Iatrogenic coronary artery dissections may be caused by direct trauma from the catheter tip or through entrapment in an atheroma plaque. Other possible causes of dissection include over inflation and dilation of the balloon or stent during percutaneous coronary interventions, the dilation of a calcified plaque, the fracture of the stent strut or from aggressive handling of guide wires, specifically those that are rigid and hydrophilic. The extension of the dissection seemed to be accelerated by vigorous contrast media injections. Once coronary dissection occurs, it can rapidly propagate in the anterograde direction into the distal part of the coronary artery and, sometimes, in the opposite direction into the aorta.3) In these latter cases, if the dissection was limited to a few centimeters beyond the aortic valve, it can be treated by sealing the entry point with a coronary stent.4) Follow up after the procedure could then be performed using a CT scan or by transesophageal echocardiography5) as most of these aortic dissections heal spontaneously.
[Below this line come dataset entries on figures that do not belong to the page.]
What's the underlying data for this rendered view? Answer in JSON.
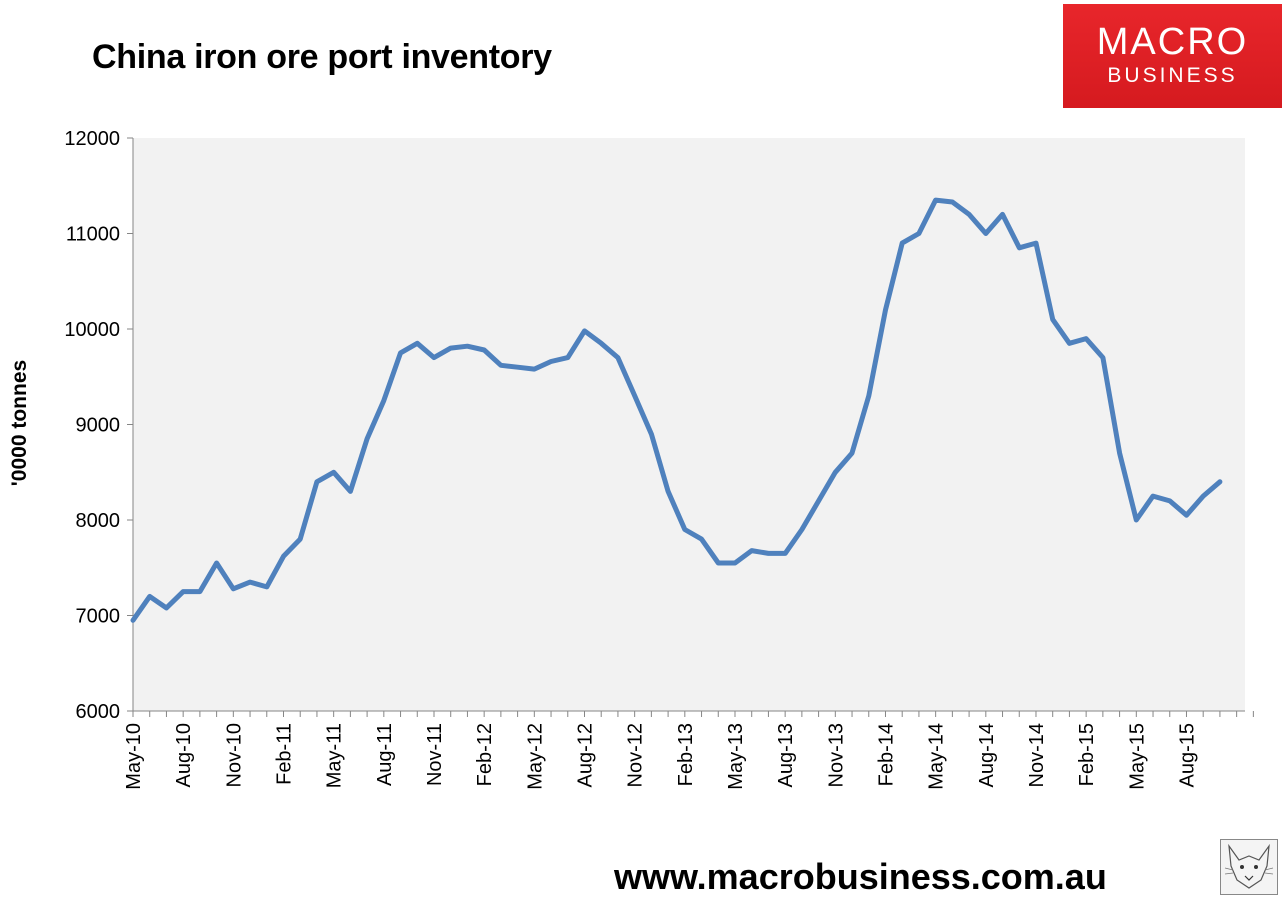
{
  "header": {
    "title": "China iron ore port inventory"
  },
  "logo": {
    "line1": "MACRO",
    "line2": "BUSINESS"
  },
  "footer": {
    "url": "www.macrobusiness.com.au"
  },
  "colors": {
    "series": "#4f81bd",
    "plot_bg": "#f2f2f2",
    "logo_bg": "#e0202a"
  },
  "icons": {
    "mascot": "fox-sketch-icon"
  },
  "chart_data": {
    "type": "line",
    "title": "China iron ore port inventory",
    "ylabel": "'0000 tonnes",
    "xlabel": "",
    "ylim": [
      6000,
      12000
    ],
    "yticks": [
      6000,
      7000,
      8000,
      9000,
      10000,
      11000,
      12000
    ],
    "xlim": [
      "2010-05",
      "2015-11"
    ],
    "xticks": [
      "May-10",
      "Aug-10",
      "Nov-10",
      "Feb-11",
      "May-11",
      "Aug-11",
      "Nov-11",
      "Feb-12",
      "May-12",
      "Aug-12",
      "Nov-12",
      "Feb-13",
      "May-13",
      "Aug-13",
      "Nov-13",
      "Feb-14",
      "May-14",
      "Aug-14",
      "Nov-14",
      "Feb-15",
      "May-15",
      "Aug-15"
    ],
    "grid": false,
    "legend": "none",
    "series": [
      {
        "x": [
          "2010-05",
          "2010-06",
          "2010-07",
          "2010-08",
          "2010-09",
          "2010-10",
          "2010-11",
          "2010-12",
          "2011-01",
          "2011-02",
          "2011-03",
          "2011-04",
          "2011-05",
          "2011-06",
          "2011-07",
          "2011-08",
          "2011-09",
          "2011-10",
          "2011-11",
          "2011-12",
          "2012-01",
          "2012-02",
          "2012-03",
          "2012-04",
          "2012-05",
          "2012-06",
          "2012-07",
          "2012-08",
          "2012-09",
          "2012-10",
          "2012-11",
          "2012-12",
          "2013-01",
          "2013-02",
          "2013-03",
          "2013-04",
          "2013-05",
          "2013-06",
          "2013-07",
          "2013-08",
          "2013-09",
          "2013-10",
          "2013-11",
          "2013-12",
          "2014-01",
          "2014-02",
          "2014-03",
          "2014-04",
          "2014-05",
          "2014-06",
          "2014-07",
          "2014-08",
          "2014-09",
          "2014-10",
          "2014-11",
          "2014-12",
          "2015-01",
          "2015-02",
          "2015-03",
          "2015-04",
          "2015-05",
          "2015-06",
          "2015-07",
          "2015-08",
          "2015-09",
          "2015-10"
        ],
        "values": [
          6950,
          7200,
          7080,
          7250,
          7250,
          7550,
          7280,
          7350,
          7300,
          7620,
          7800,
          8400,
          8500,
          8300,
          8850,
          9250,
          9750,
          9850,
          9700,
          9800,
          9820,
          9780,
          9620,
          9600,
          9580,
          9660,
          9700,
          9980,
          9850,
          9700,
          9300,
          8900,
          8300,
          7900,
          7800,
          7550,
          7550,
          7680,
          7650,
          7650,
          7900,
          8200,
          8500,
          8700,
          9300,
          10200,
          10900,
          11000,
          11350,
          11330,
          11200,
          11000,
          11200,
          10850,
          10900,
          10100,
          9850,
          9900,
          9700,
          8700,
          8000,
          8250,
          8200,
          8050,
          8250,
          8400
        ]
      }
    ]
  }
}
Furthermore, life threatening situations may occur if the dissection is extensive and involves the ascending aorta which would necessitate urgent surgical intervention.3)6) The integrity of aortic valve should be assessed by echocardiography in all cases.

In our specifc patient, the bidirectional dissection is thought to have been related to direct trauma casued by the catheter tip with a non-coaxial alignment provoked by the removal of the guide wire 0.014 after the stent implantation. The patient was hemodynamically stable and the dissection extended only 2 to 3 cm into the ascending aorta which explains the reasoning for stenting the entry point to allow the aortic dissection to heal spontaneously.
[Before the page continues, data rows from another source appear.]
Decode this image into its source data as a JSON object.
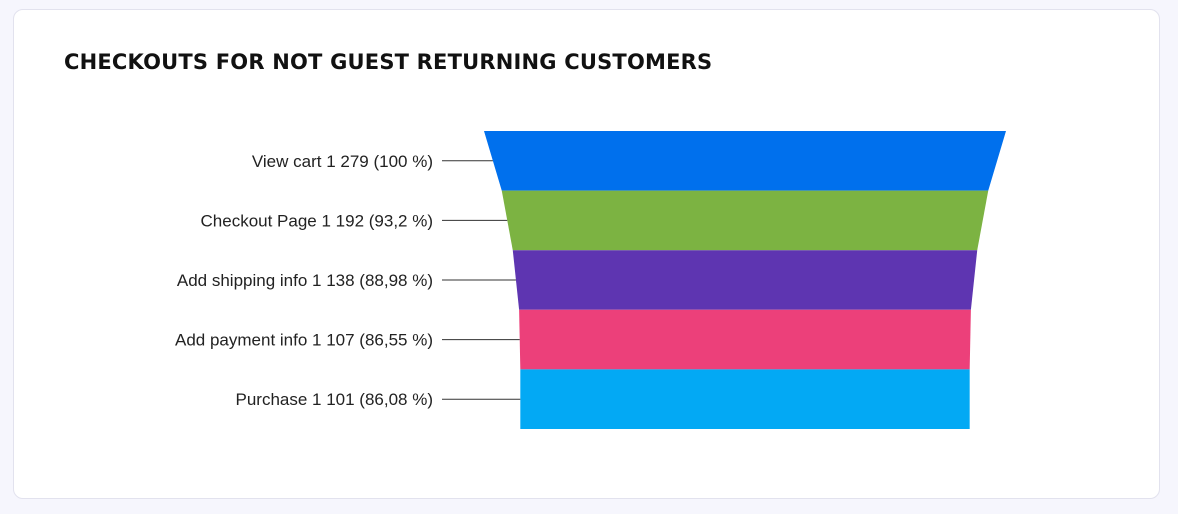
{
  "card": {
    "title": "CHECKOUTS FOR NOT GUEST RETURNING CUSTOMERS"
  },
  "chart_data": {
    "type": "funnel",
    "title": "CHECKOUTS FOR NOT GUEST RETURNING CUSTOMERS",
    "stages": [
      {
        "name": "View cart",
        "value": 1279,
        "percent": 100,
        "label": "View cart 1 279 (100 %)",
        "color": "#0070ed"
      },
      {
        "name": "Checkout Page",
        "value": 1192,
        "percent": 93.2,
        "label": "Checkout Page 1 192 (93,2 %)",
        "color": "#7cb342"
      },
      {
        "name": "Add shipping info",
        "value": 1138,
        "percent": 88.98,
        "label": "Add shipping info 1 138 (88,98 %)",
        "color": "#5e35b1"
      },
      {
        "name": "Add payment info",
        "value": 1107,
        "percent": 86.55,
        "label": "Add payment info 1 107 (86,55 %)",
        "color": "#ec407a"
      },
      {
        "name": "Purchase",
        "value": 1101,
        "percent": 86.08,
        "label": "Purchase 1 101 (86,08 %)",
        "color": "#03a9f4"
      }
    ]
  }
}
The present case report suggests that if the patient's hemodynamic conditions were stable, and the propagation of the dissection was limited to the early proximal region of the ascending aorta, sealing the coronary entry door with a coronary stent is a reasonable strategy. Imaging surveillance should be considered for early detection of other complications and during the follow up examination. The surgical approach should be reserved for cases involving impairment of hemodynamic conditions or extensive involvement of the aorta.